Я повесил трубку и несколько секунд стоял, прислонившись лбом к холодному пластику телефонного автомата. Значит, Руслан замял историю с Магомедом. Понял, что его план кинуть нас провалился, и решил не докладывать боссу — Равилю — о своем проколе и потерянной лодке. Или просто не хотел лишних разборок. Кто их там разберет, этих каспийских пиратов.
В любом случае, для нас это была хорошая новость. Можно было спокойно передавать икру Стасику, не опасаясь, что за нами уже идет хвост из Красноводска. Теперь главное — чтобы Князев не подвел. И чтобы Брюс остался доволен. И чтобы хватило денег на аппаратуру… И чтобы… Господи, сколько еще этих «чтобы»! Кажется, моя музыкальная авантюра только набирает обороты.

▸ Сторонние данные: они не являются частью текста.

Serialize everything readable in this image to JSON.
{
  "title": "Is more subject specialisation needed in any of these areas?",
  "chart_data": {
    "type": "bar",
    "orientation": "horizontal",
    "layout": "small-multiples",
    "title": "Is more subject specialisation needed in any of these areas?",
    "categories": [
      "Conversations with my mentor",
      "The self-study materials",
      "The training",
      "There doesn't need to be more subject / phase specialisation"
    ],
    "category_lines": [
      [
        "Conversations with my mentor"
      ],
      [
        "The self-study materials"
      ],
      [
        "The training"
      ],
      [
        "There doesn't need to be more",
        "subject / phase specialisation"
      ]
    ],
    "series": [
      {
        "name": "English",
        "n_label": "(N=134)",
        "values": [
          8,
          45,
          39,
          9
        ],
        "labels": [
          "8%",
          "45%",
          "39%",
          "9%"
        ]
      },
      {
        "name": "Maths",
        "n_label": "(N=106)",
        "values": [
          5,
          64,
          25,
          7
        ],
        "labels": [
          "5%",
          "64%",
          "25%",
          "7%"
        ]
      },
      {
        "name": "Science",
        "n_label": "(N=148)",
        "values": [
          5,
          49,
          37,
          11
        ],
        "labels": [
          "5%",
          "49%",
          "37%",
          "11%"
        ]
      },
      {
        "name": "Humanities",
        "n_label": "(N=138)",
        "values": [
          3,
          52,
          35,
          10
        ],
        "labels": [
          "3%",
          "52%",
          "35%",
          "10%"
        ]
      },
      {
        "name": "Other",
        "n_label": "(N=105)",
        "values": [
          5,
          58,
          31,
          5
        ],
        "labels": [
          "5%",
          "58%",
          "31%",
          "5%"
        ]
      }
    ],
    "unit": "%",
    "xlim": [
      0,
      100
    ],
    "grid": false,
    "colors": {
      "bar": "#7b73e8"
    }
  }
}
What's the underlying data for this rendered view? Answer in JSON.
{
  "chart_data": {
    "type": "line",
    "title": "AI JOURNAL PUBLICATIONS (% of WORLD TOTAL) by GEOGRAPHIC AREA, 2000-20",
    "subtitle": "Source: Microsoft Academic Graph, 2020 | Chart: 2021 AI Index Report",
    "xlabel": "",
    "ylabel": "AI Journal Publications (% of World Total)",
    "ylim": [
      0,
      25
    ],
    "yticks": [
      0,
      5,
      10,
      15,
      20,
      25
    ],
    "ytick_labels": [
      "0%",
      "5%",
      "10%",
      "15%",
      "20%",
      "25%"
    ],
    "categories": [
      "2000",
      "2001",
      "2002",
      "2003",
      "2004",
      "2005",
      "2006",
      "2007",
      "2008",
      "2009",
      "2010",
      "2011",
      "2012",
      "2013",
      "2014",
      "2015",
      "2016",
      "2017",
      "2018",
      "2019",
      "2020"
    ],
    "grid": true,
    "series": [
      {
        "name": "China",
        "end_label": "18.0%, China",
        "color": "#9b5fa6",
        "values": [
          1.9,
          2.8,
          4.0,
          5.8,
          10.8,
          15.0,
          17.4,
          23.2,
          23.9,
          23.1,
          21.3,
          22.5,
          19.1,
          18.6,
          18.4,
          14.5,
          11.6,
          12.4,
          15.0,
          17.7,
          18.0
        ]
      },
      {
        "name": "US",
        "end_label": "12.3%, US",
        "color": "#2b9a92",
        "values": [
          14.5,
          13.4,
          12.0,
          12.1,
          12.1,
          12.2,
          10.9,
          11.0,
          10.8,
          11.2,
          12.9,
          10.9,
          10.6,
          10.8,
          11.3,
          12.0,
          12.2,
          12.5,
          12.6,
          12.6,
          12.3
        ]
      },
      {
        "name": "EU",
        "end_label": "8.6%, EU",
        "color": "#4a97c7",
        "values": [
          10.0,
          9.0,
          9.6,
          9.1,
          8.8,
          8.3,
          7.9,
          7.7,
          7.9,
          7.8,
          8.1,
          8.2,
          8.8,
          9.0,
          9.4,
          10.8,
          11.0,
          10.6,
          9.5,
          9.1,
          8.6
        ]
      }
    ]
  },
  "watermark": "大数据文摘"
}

Пауль Херман, будущий светоч экономической мысли СЭВ и по совместительству деятель теневого икорного бизнеса, родился в Берлине, десятого мая сорок пятого года, буквально на руинах Рейхстага.
Родителей Пауль почти не знал — вроде были, а вроде и нет. Отец, военный инженер по фортификационным сооружениям, сгинул где-то под Берлином в последние дни агонии Третьего Рейха. Мать, тихая и бледная, как маргарин, который тогда ели вместо масла, угасла от болезни в конце сороковых, не выдержав, видимо, строительства социализма — первые послевоенные годы были тяжелыми. Так пятилетний Пауль и остался на попечении деда Отто да тетки Марты, сестры отца. Тетку Марту Пауль обожал и считал второй матерью, что неудивительно — все его сознательное детство прошло в ее доме, пропахшем кофе «Мокка-фикс» и надеждами на светлое будущее (которое для тетки Марты наступило несколько раньше, чем для остальной ГДР).
Марта, с её осиной талией и губами, намазанными помадой «как у Марлен Дитрих», была живым укором окружающей серости, женщиной видной, веселой и, как Пауль понял значительно позже, слегка легкомысленной. В ее скромной, но уютной квартире на Альтер-Шёнхаузер-штрассе частенько мелькали такие же веселые и не всегда гэдээровские мужчины. Когда Паулю стукнуло шестнадцать, один из этих мужчин — солидный западноберлинский ресторатор Гюнтер с брюшком и золотой цепью, заехавший в ГДР по делам фирмы (или в поисках доступных немецких женщин) — увез тетку Марту в сверкающий огнями Западный Берлин. Так Пауль остался вдвоем с дедом Отто, истинным арийцем и ветераном двух мировых войн. Другой родни у него не наблюдалось, разве что какой-нибудь троюродный дядя в Баварии, но тот, скорее всего, давно уже стал буржуазным элементом и пил баварское пиво, не вспоминая о социалистическом племяннике.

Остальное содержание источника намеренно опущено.